Saltando a América, en Estados Unidos nos encontramos dos films que tocan la represión antigay: por un lado, Rustin, otro biopic, en este caso dirigido por George C. Wolfe sobre el activista afroamericano pro derechos civiles Bayard Rustin, que también lo fue (en puridad hablamos por supuesto de otro derecho civil) de la libertad sexual, siendo él mismo una persona de orientación homo.
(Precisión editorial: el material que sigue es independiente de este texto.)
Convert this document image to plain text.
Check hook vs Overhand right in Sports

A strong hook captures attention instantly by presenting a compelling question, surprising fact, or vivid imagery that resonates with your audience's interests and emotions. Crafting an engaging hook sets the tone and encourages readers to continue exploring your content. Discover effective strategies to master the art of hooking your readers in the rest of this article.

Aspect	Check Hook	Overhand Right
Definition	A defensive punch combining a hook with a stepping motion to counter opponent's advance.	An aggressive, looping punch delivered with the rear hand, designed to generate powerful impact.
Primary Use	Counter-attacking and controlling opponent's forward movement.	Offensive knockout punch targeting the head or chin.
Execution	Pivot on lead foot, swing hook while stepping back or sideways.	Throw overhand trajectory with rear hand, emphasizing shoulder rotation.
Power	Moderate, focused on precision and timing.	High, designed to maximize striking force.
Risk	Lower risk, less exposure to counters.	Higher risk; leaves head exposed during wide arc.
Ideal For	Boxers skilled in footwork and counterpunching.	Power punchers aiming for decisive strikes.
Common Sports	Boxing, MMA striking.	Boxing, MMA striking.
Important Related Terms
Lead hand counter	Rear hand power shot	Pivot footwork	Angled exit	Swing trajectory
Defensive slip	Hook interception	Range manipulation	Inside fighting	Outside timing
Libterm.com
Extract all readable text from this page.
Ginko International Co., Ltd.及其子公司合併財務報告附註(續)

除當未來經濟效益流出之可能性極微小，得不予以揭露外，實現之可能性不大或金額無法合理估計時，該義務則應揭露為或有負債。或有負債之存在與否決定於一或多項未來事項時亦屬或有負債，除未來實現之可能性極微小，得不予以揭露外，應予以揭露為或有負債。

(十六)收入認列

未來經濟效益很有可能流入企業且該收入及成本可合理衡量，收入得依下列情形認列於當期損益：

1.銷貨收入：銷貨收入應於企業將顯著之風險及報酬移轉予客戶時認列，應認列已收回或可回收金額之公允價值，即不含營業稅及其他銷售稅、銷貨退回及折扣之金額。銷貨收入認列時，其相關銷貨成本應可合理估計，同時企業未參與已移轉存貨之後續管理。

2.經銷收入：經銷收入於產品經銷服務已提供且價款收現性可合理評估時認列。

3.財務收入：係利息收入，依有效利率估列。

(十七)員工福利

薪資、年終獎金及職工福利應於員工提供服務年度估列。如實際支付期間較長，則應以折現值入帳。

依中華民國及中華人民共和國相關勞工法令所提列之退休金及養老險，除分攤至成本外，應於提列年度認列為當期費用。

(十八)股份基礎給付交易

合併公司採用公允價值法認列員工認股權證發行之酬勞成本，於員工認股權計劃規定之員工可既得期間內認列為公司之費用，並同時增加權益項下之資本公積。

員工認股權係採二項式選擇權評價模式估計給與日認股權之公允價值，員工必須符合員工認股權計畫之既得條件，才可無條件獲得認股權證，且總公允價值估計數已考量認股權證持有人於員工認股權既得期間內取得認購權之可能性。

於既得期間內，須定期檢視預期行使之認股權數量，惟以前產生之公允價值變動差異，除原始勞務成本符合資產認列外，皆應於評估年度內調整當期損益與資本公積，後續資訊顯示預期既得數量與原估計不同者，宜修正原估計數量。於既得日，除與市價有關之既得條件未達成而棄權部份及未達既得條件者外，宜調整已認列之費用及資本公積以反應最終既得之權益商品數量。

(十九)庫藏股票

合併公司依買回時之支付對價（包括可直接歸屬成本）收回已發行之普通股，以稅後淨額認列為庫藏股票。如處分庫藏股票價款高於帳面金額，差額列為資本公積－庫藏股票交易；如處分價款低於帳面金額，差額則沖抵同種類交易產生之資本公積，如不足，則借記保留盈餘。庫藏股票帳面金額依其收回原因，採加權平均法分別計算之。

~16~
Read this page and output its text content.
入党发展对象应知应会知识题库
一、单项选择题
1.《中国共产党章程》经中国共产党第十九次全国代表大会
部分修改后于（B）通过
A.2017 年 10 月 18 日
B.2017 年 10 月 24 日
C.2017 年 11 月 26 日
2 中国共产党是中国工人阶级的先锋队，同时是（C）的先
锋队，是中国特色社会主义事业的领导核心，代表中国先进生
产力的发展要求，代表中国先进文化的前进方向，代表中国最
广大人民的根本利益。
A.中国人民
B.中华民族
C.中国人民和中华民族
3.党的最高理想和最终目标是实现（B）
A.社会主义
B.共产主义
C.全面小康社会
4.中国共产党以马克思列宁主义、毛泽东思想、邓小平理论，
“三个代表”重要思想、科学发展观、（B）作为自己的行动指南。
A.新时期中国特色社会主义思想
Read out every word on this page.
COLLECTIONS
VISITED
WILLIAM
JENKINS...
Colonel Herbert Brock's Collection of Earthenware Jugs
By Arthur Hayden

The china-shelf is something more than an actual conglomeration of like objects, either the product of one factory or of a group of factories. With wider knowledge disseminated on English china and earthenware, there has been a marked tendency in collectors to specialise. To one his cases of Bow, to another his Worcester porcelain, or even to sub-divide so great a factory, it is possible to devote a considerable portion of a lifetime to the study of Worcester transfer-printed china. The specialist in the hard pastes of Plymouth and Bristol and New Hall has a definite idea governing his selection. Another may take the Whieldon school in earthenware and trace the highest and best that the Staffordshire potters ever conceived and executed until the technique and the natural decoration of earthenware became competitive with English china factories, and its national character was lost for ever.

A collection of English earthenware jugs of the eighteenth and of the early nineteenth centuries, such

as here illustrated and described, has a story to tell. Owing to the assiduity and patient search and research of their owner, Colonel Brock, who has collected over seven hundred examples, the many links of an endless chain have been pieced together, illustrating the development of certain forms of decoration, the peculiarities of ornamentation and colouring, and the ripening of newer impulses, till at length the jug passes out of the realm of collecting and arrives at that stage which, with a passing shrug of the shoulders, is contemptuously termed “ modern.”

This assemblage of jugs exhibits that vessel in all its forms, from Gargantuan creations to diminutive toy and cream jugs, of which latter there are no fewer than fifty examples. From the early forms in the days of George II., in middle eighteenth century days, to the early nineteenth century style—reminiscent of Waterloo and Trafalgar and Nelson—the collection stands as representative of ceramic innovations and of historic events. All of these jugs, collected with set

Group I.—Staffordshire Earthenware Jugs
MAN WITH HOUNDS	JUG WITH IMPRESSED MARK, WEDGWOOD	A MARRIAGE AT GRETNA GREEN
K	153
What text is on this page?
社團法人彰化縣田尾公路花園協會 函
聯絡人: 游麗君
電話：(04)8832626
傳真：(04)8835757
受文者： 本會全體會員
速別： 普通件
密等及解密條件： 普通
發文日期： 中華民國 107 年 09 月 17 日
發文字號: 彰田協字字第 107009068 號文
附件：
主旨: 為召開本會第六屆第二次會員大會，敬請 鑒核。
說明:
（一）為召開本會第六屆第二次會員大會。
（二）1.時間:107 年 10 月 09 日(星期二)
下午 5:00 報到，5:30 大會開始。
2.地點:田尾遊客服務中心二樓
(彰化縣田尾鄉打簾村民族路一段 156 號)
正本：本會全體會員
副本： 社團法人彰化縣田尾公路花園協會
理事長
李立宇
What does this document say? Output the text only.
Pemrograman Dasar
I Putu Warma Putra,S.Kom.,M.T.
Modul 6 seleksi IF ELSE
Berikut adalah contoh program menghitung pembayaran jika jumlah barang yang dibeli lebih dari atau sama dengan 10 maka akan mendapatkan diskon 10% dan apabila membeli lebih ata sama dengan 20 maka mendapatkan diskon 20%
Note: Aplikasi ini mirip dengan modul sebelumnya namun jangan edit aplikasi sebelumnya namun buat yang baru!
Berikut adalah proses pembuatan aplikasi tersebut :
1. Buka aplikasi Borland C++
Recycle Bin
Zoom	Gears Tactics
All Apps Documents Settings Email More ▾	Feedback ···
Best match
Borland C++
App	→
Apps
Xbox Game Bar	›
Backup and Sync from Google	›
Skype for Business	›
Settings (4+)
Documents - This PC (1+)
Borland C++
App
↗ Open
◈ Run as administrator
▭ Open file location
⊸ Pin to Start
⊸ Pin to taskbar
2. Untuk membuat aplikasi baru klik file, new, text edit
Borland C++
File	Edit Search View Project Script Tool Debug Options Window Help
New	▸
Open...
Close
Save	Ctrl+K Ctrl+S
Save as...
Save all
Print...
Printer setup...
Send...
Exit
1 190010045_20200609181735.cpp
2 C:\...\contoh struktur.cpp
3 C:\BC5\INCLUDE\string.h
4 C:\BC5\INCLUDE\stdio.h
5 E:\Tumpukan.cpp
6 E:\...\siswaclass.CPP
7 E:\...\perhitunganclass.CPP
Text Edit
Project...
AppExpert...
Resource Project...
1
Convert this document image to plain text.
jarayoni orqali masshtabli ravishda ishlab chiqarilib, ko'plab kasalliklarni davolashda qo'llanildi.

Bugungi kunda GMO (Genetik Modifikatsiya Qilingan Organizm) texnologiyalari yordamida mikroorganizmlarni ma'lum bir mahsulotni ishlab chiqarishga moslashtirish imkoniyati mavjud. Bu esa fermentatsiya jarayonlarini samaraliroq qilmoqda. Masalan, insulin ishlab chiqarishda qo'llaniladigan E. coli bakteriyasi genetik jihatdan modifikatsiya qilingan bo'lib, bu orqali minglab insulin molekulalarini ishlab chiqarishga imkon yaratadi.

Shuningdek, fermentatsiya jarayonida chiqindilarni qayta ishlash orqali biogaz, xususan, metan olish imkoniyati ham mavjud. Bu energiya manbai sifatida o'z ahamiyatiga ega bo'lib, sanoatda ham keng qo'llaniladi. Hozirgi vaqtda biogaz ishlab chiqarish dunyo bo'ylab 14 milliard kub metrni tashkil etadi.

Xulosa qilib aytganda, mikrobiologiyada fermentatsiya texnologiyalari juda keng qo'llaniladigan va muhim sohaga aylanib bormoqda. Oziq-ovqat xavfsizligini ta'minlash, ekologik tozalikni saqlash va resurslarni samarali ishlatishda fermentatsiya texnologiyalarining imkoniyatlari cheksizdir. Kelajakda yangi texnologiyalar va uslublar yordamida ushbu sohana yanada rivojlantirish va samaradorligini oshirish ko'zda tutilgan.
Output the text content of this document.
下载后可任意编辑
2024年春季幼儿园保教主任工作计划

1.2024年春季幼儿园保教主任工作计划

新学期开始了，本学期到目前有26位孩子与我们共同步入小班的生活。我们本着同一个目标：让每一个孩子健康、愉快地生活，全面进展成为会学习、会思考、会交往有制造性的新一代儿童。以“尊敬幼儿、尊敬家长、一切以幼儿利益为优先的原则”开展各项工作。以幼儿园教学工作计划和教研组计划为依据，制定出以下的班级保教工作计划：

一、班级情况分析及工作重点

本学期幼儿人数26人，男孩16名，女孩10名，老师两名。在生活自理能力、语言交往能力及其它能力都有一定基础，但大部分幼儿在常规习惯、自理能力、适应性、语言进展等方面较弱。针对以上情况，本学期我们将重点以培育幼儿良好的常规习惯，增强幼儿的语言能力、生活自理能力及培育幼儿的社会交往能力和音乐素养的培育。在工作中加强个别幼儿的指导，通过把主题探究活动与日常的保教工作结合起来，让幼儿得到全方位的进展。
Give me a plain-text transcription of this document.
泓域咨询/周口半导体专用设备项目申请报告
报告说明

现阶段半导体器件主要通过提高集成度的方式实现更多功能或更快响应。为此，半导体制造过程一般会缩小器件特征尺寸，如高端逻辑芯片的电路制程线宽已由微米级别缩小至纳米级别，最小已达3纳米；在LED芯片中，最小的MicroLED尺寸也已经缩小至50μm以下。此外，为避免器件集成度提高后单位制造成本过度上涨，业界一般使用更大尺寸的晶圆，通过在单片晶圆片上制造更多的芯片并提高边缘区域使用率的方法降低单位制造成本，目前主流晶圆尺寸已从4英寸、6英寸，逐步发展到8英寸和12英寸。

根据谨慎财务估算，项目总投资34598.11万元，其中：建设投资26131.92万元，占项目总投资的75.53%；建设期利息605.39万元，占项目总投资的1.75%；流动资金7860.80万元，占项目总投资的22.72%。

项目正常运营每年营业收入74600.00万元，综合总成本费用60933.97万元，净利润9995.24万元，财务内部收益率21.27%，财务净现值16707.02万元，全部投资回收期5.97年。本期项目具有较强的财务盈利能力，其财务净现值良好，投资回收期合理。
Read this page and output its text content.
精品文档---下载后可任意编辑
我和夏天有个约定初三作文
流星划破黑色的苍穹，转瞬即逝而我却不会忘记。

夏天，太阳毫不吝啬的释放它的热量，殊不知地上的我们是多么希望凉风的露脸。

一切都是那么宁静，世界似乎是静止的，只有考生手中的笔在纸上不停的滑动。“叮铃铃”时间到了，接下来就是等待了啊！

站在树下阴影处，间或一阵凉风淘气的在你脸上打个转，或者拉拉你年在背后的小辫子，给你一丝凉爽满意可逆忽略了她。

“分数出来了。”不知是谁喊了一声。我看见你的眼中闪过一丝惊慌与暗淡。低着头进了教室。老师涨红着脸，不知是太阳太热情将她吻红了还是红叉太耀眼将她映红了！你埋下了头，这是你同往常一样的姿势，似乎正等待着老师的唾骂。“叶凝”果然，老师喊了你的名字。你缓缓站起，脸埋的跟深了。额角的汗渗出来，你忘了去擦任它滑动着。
Y My policeman, de Michael Grandage, en la que un policía gay, en una fecha tan poco propicia para esa doble circunstancia como finales de los años cincuenta, deberá permanecer en el armario y pactar un matrimonio de conveniencia, algo bastante frecuente en la época, al fin y al cabo otra forma de (auto)represión.
Dentro del propio Nuevo Continente, en Canadá, nos encontramos con You can live forever, con dirección de Mark Slutsky y Sarah Watts, en el que una adolescente lesbiana es enviada a una comunidad de Testigos de Jehová y allí se enamora de una de las feligresas (¡ojú!).
África, como ya hemos comentado, no suele producir mucho cine de esta temática, y cuando lo hace, como cabría esperar, es del que podemos denominar “a vueltas con la represión”. En este caso hablamos de la peli marroquí (también franco-belga-danesa, aunque directora, localizaciones e historia son propias del país magrebí) The blue caftan, con dirección de Maryam Touzani, en la que encontraremos a un homosexual casado en un matrimonio de conveniencia, siendo conocedora la mujer de la orientación sexual del marido, una pareja en paz y armonía hasta que llegan a la vez una grave enfermedad de ella y la tentación con forma de joven aprendiz para él...
En Asia ya hemos comentado que, salvo las zonas más occidentalizadas (Japón, mayormente), no son precisamente muy proclives a la defensa de la diversidad sexual. Filipinas tampoco, con un presidente actual, Ferdinand Marcos Jr., hijo del histórico dictador de las islas, y con el anterior, Rodrigo Duterte, que hacía bueno a Donald Trump. Pues en ese ambiente de enrarecido conservadurismo atávico, sin embargo, el brillante Brillante Mendoza (lo siento, no me he podido resistir...), quizá el más interesante cineasta filipino actual, toca el tema del triángulo amoroso en Sisid, film con enamoramiento entre dos hombres encargados de rehabilitar un santuario piscícola, y lo que sucederá cuando la esposa de uno de ellos se entere de esa clandestina relación.
Por último, desde Australia nos ha llegado una de las películas del año, El poder del perro, neowéstern dirigido por Jane Campion, la directora de El piano, a la que se le tenía perdida la pista ya hace tiempo, y que vuelve con gran ímpetu en este notable acercamiento al fenómeno de la homosexualidad autorreprimida, con un personaje, el interpretado por el siempre grande Benedict Cumberbatch, que pasa por ser la quintaesencia del macho aunque en realidad no lo sea, y cómo precisamente quien parece ajustarse más a un parámetro femenino o afeminado le dará sopas con honda, con resultados devastadores para él...
Ilustración: Benedict Cumberbatch, en una imagen de El poder del perro, de Jane Campion.